Every once in a while a new product comes on the market that is so revolutionary it will change your life. When this happens, I feel that this public forum needs to be used in order to spread the Word so that no one’s life will be untouched by this glory. Yes, you guessed it: I am talking about Lowrey’s Bacon Curls Microwave Pork Rinds.
Let me back up just a moment. I have spoken before about my clinically relevant relationship with food. From that post, you might get the impression that I am an omnivore and will eat almost anything. This is almost true, but not quite. For example, I don’t really like mushrooms. I like the earthy flavor of them well enough, but I have this psychological dislike of chewing a fungus that is genetically almost exactly similar to jock itch. The same goes for most shellfish (clams, oysters, scallops) which feel rubbery and look like globs of boogers.

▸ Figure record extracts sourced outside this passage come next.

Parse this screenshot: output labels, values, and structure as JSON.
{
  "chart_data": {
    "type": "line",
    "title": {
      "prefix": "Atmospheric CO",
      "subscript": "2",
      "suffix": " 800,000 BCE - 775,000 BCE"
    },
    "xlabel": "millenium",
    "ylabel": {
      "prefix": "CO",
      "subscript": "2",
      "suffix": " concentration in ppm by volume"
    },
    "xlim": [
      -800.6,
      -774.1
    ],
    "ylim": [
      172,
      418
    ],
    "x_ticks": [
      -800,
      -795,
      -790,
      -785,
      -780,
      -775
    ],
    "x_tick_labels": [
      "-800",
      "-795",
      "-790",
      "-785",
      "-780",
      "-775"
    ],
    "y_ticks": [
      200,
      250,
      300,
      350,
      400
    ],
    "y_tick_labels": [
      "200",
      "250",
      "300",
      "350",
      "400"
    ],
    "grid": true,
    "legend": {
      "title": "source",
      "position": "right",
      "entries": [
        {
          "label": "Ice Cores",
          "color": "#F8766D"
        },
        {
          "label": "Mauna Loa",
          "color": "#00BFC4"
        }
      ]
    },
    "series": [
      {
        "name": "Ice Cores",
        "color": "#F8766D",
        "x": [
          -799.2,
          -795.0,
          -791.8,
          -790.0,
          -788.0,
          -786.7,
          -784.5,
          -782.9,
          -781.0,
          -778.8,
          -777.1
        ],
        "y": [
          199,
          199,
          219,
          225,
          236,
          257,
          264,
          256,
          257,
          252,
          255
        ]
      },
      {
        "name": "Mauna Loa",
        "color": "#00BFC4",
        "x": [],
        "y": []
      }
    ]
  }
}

That said, I acknowledge that on a gut level a lot of what you like is what you grew up with, and a lot of what you don’t like is what you didn’t grow up with. I grew up eating things that most people (in the south) think are nasty. I like gefilte fish which is, if you stop and think about it, yucky little globs of ground up trash fish floating in gelatin. I like whitefish, which stares up at you from the plate. I love love love chopped liver, which is exactly what it sounds like. I used to love love love tongue, until one day I saw an actual cow’s tongue in my grandmother’s refrigerator, about the size of a loaf of rye bread, curled up as if it were licking something, with taste buds prominent and obvious, ready for slicing. Although I would probably still enjoy the flavor and texture, as I used to, I can’t quit thinking about that image.
I didn’t grow up with a lot of traditional Southern foods in my home, despite having spent my early, formative years (up until fourth grade) in the states of Georgia, Tennessee, and Texas. Just about everything Southern is pig related. Pork, ham, and bacon are all staples of primary importance here, up there with bread and milk and toilet paper. Even green beans are pork products, having been boiled along with fat back for the taste. I’ve mentioned before that I grew up Jewish. Although my parents never kept kosher, my grandparents on both sides did, and it just didn’t occur to my parents to cook pork chops or buy a ham because it wasn’t what they grew up with.
All of which is to say that I never encountered a pork rind until I was a grownup. I was initially flabbergasted by them, and never could really understand the appeal of fried pig skin that for reasons unclear to me somehow puffed up like and was sold in the same aisle as a Cheeto. This (going back to my initial ‘it’s what you grew up with’ statement) is all despite the fact that I know lots of people who eat and love gribenes (GRIH-buh-ness) which is essentially the same thing as pork rinds, only they aren’t puffy and they are made out of chicken or duck skin and served with onions, as all good food should be.
So, on to Lowrey’s Bacon Curls Microwave Pork Rinds. Despite the fact that I have never actually purchased a bag of pork rinds for my own personal eating (though I have tried them, and will admit that they aren’t terrible), after twenty-two years of adult living in the south I have come to recognize and accept them as a normal snack food. I expect to see them in big, clear bags on the snack aisle, just like I expect to see tortilla chips.
Yesterday, I went for a depressing hospital visit at Athens Regional with my friend and co-worker, Diane. (But for going to see a new baby, is there any such thing as a non-depressing hospital visit?) Afterwards, Diane and I went to the Varsity for its unique culinary delights, and then we stopped at Fred’s to get paper towels for the office. As I was checking out, there amongst the Tic-Tacs and gum, I saw the package of Microwave Pork Rinds. It looked for all the world like a pack of microwave popcorn. I said to the cashier, “What is this? Is this pork rind flavored popcorn?”
His face lit up like a five year old asked to explain about his Matchbox Car collection. “They are awesome! You know how when you are making pork rinds they are these little flat things, and then when you cook them they get all big and puffy like the pork rinds we know and love?” (Actually, I had no idea, but I smiled and nodded and maybe even said, “Sure” so as not to interrupt this reverent flow.) “Well this lets the microwave do what the oven normally does. And the best part is they are warm and….” At this point he got a very blissful look on his face and his eyes rolled heavenward as he relived the microwave-warmed freshly puffed pork rind experience in his mind.
Naturally, I bought three bags.
Last night, I broke open a package and tried it out. I was instructed to unfold the package, shake it five or six times, and then microwave it on high until it quit expanding. I did, we poured out the contents on to the counter. They tasted like warm pork rinds. Granted, I am not a pork rind connoisseur, but they tasted, more or less, like pork rinds to me, only warm, and between the four people in my family we ate maybe a third of what was in the bag.
But my skeptical, cynical Yankee palate should not be the deciding factor. I want each and every one of you to get that blissed out look the clerk at Fred’s had. If you can’t make it to the Athens Fred’s, you can find it on Amazon. Let me know what you think. We’ll discuss it over a bowl of borscht.